Bernoulli Model
The Bernoulli model begins by specifying a time frame over which a claim can occur. (say, one month or one year) Next, it models the occurence of a claim as a variable with two possible outcomes (claim or no claim). As such, it follows a Bernoulli Distribution.When the specified time frame is sub divided into sub intervals, with each interval modeled as a Bernoulli variable, the resulting analysis is called survival and event analysis
Fitting to Data
In order to fit the Bernoulli variable to data, one must first construct a dataset whose observation period matches that of the modeling variable. That is, if the model is designed to forecast an event over a 1 month time frame, the observations in the dataset must be observations of 1 month periods with a variable indicating the presence or absence of the event.Once constructed, the probability of the event occurring can be calculated simply by averaging the dataset variable representing the event. (see fitting a Bernoulli)

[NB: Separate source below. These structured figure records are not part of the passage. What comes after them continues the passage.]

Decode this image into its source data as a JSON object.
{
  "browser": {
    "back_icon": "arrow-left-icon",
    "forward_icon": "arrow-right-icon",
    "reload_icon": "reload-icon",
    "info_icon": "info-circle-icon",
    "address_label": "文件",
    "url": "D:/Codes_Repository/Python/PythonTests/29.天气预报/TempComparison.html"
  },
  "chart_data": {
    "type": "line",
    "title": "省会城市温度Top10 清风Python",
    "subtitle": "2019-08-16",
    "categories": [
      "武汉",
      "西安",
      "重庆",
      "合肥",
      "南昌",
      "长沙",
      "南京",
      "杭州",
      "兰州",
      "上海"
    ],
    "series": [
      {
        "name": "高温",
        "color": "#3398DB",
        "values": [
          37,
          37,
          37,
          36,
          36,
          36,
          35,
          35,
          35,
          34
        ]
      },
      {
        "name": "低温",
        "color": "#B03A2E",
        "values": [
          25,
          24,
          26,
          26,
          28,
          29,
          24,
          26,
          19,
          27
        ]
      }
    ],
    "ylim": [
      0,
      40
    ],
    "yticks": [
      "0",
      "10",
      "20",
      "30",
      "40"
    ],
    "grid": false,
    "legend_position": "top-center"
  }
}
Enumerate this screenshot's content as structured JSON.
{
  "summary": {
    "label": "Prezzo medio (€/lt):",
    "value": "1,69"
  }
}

Factors Influencing Probability
For the purposes of modeling an insurance contract, it is often necessary to model the claim probability as being influenced by a set of exogenous factors. Sometimes this can be accomplished simply by splitting the observational dataset into separate datasets, each representing a different factor.For instance, when calculating the probability of death as a function of age, one can just split the data into a mortality table. That is, each age bracket is considered separately and a probability calculated for each group separately.
Splitting the dataset can be problematic for the following reasons.
- The dataset may not be large enough to be able to split along every dimension and still be able to get a good estimate
- The factor in question could be continuous. In some cases, such as the age case, it is acceptable to split the continuous variable in a set of buckets, in other cases it may be harder.
When there is a structure to the relationship between the event and the underlying factor (such as a linear relationship), the techniques of regression can be employed to tease out the relationship. In the case of a Bernoulli variable, the Logistic Regression is often used.